Mattarella toured what’s left of the Morandi Bridge, which broke apart in a fierce rainstorm, sending a long stretch of roadbed crashing 45 metres into a dry river bed and near several apartment buildings. Those buildings have been evacuated and local authorities have said they will have to be demolished.
Mattarella didn’t speak at the funeral, held on a national day of mourning, but after the ceremony ended, he told reporters the bridge collapse “is an unacceptable tragedy.”
He called the funeral “a moment of grief, shared grief, by all of Italy” and demanded that “responsibility be ascertained with rigour” for the bridge’s collapse. Completed in 1967, it linked two major highways, one leading to Milan and the other toward France.
Prosecutors say they are focusing their probe on possible design flaws or inadequate maintenance.
The Italian highway company in charge of the Genoa highway bridge that collapsed says it can build a new bridge in eight months.
In his homily, the cardinal said the tragedy “gashed the heart of Genoa.”
“The initial disbelief and then the growing dimension of the catastrophe, the general bewilderment, the tumult of emotions, the pressing ‘Whys?’ have touched us yet again, and in a brutal way showed the inexorable fragility of the human condition,” Bagnasco said.
He encouraged citizens to show solidarity so “we can build new bridges to walk together” and rise above the tragedy. Bagnasco told the mourners that Pope Francis had called him Friday evening to express his closeness to all those suffering.

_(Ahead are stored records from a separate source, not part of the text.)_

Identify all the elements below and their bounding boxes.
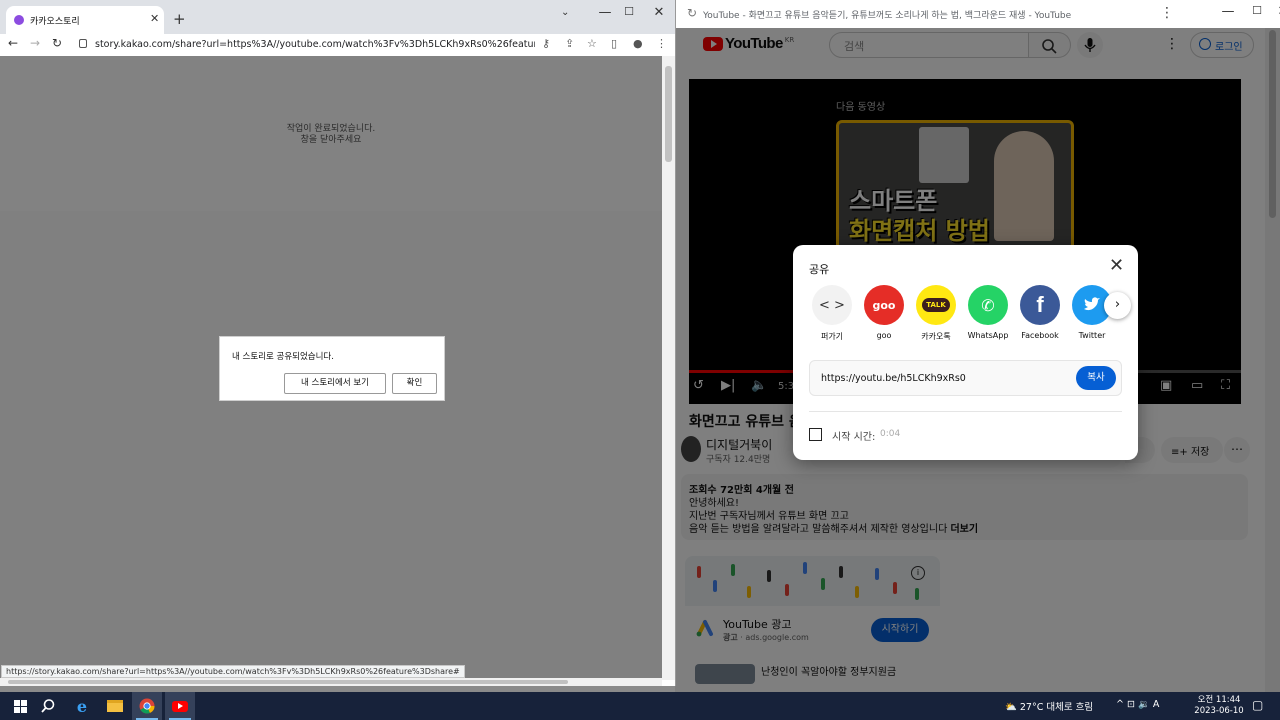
share-twitter-label: Twitter bbox=[1078, 331, 1106, 340]
weather-widget[interactable]: ⛅ 27°C 대체로 흐림 bbox=[1005, 699, 1093, 713]
share-whatsapp-button[interactable]: ✆ WhatsApp bbox=[963, 285, 1013, 340]
share-url-box[interactable]: https://youtu.be/h5LCKh9xRs0 복사 bbox=[809, 360, 1122, 396]
weather-text: 27°C 대체로 흐림 bbox=[1019, 702, 1094, 713]
share-dialog-title: 공유 bbox=[809, 263, 830, 276]
maximize-icon[interactable]: ☐ bbox=[1247, 4, 1267, 17]
key-icon[interactable]: ⚷ bbox=[542, 37, 550, 50]
back-icon[interactable]: ← bbox=[8, 36, 18, 50]
chrome-icon bbox=[139, 698, 155, 714]
whatsapp-icon: ✆ bbox=[968, 285, 1008, 325]
bookmark-star-icon[interactable]: ☆ bbox=[587, 37, 597, 50]
embed-icon: < > bbox=[812, 285, 852, 325]
kakao-browser-window: 카카오스토리 ✕ + ⌄ — ☐ ✕ ← → ↻ story.kakao.com… bbox=[0, 0, 675, 686]
vertical-scrollbar[interactable] bbox=[662, 56, 675, 680]
taskbar-chrome[interactable] bbox=[132, 692, 162, 720]
windows-logo-icon bbox=[13, 699, 27, 713]
scrollbar-thumb[interactable] bbox=[8, 680, 568, 684]
view-my-story-button[interactable]: 내 스토리에서 보기 bbox=[284, 373, 386, 394]
reload-icon[interactable]: ↻ bbox=[687, 6, 697, 20]
horizontal-scrollbar[interactable] bbox=[0, 678, 662, 686]
chevron-right-icon[interactable]: › bbox=[1104, 292, 1131, 319]
profile-icon[interactable]: ● bbox=[633, 37, 643, 50]
system-tray[interactable]: ^ ⊡ 🔉 A bbox=[1116, 699, 1159, 710]
new-tab-button[interactable]: + bbox=[173, 10, 186, 28]
completion-message: 작업이 완료되었습니다. 창을 닫아주세요 bbox=[0, 124, 662, 146]
ok-button[interactable]: 확인 bbox=[392, 373, 437, 394]
cloud-sun-icon: ⛅ bbox=[1005, 702, 1020, 713]
clock-date: 2023-06-10 bbox=[1194, 706, 1244, 716]
tab-bar: 카카오스토리 ✕ + ⌄ — ☐ ✕ bbox=[0, 0, 675, 34]
youtube-window-title: YouTube - 화면끄고 유튜브 음악듣기, 유튜브꺼도 소리나게 하는 법… bbox=[703, 11, 1072, 21]
share-goo-button[interactable]: goo goo bbox=[859, 285, 909, 340]
share-complete-alert: 내 스토리로 공유되었습니다. 내 스토리에서 보기 확인 bbox=[219, 336, 445, 401]
share-goo-label: goo bbox=[876, 331, 892, 340]
reload-icon[interactable]: ↻ bbox=[52, 36, 62, 50]
share-kakaotalk-label: 카카오톡 bbox=[921, 332, 951, 341]
start-time-value[interactable]: 0:04 bbox=[880, 429, 900, 439]
scrollbar-thumb[interactable] bbox=[665, 66, 672, 162]
facebook-icon: f bbox=[1020, 285, 1060, 325]
divider bbox=[809, 411, 1122, 412]
share-icon[interactable]: ⇪ bbox=[565, 37, 574, 50]
address-bar[interactable]: story.kakao.com/share?url=https%3A//yout… bbox=[95, 39, 535, 50]
ime-icon[interactable]: A bbox=[1153, 699, 1160, 710]
notification-icon[interactable]: ▢ bbox=[1252, 698, 1263, 712]
content-upper-panel: 작업이 완료되었습니다. 창을 닫아주세요 bbox=[0, 56, 662, 211]
maximize-icon[interactable]: ☐ bbox=[619, 5, 639, 18]
browser-toolbar: ← → ↻ story.kakao.com/share?url=https%3A… bbox=[0, 34, 675, 56]
volume-icon[interactable]: 🔉 bbox=[1138, 699, 1150, 710]
youtube-titlebar: ↻ YouTube - 화면끄고 유튜브 음악듣기, 유튜브꺼도 소리나게 하는… bbox=[675, 0, 1280, 28]
share-facebook-label: Facebook bbox=[1021, 331, 1059, 340]
alert-message: 내 스토리로 공유되었습니다. bbox=[232, 352, 334, 362]
side-panel-icon[interactable]: ▯ bbox=[611, 37, 617, 50]
taskbar-file-explorer[interactable] bbox=[100, 692, 130, 720]
tab-kakaostory[interactable]: 카카오스토리 ✕ bbox=[6, 6, 164, 34]
share-url[interactable]: https://youtu.be/h5LCKh9xRs0 bbox=[821, 373, 966, 384]
edge-icon: e bbox=[76, 696, 88, 716]
share-kakaotalk-button[interactable]: TALK 카카오톡 bbox=[911, 285, 961, 342]
kakaostory-favicon bbox=[14, 15, 24, 25]
share-whatsapp-label: WhatsApp bbox=[967, 331, 1009, 340]
network-icon[interactable]: ⊡ bbox=[1127, 699, 1135, 710]
completion-line-2: 창을 닫아주세요 bbox=[300, 135, 362, 145]
kakaotalk-icon: TALK bbox=[916, 285, 956, 325]
chevron-down-icon[interactable]: ⌄ bbox=[561, 7, 569, 18]
share-embed-button[interactable]: < > 퍼가기 bbox=[807, 285, 857, 342]
taskbar-youtube[interactable] bbox=[165, 692, 195, 720]
goo-icon: goo bbox=[864, 285, 904, 325]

Also attending the mass were players and managers from the city’s two major league soccer teams, Genoa and Sampdoria. Their weekend matches were postponed out of respect for the dead.
The names of the dead were placed on each coffin before the altar. Photographs, flowers and on one coffin a signed sports jersey, a sports trophy and a stuffed animal added personal touches.
Players from a local team in Italy’s Serie D soccer, Campi Corniglianese, came to pay tribute to one of their own. Marius Djerri, 22, played for the team and was on his way to work for a cleaning company when the truck he was travelling in plunged into the abyss.
Team president Augustus Pintus recalled him as “a golden boy. Maybe not the strongest player on the pitch, but as a person, I would like all players to be like him.”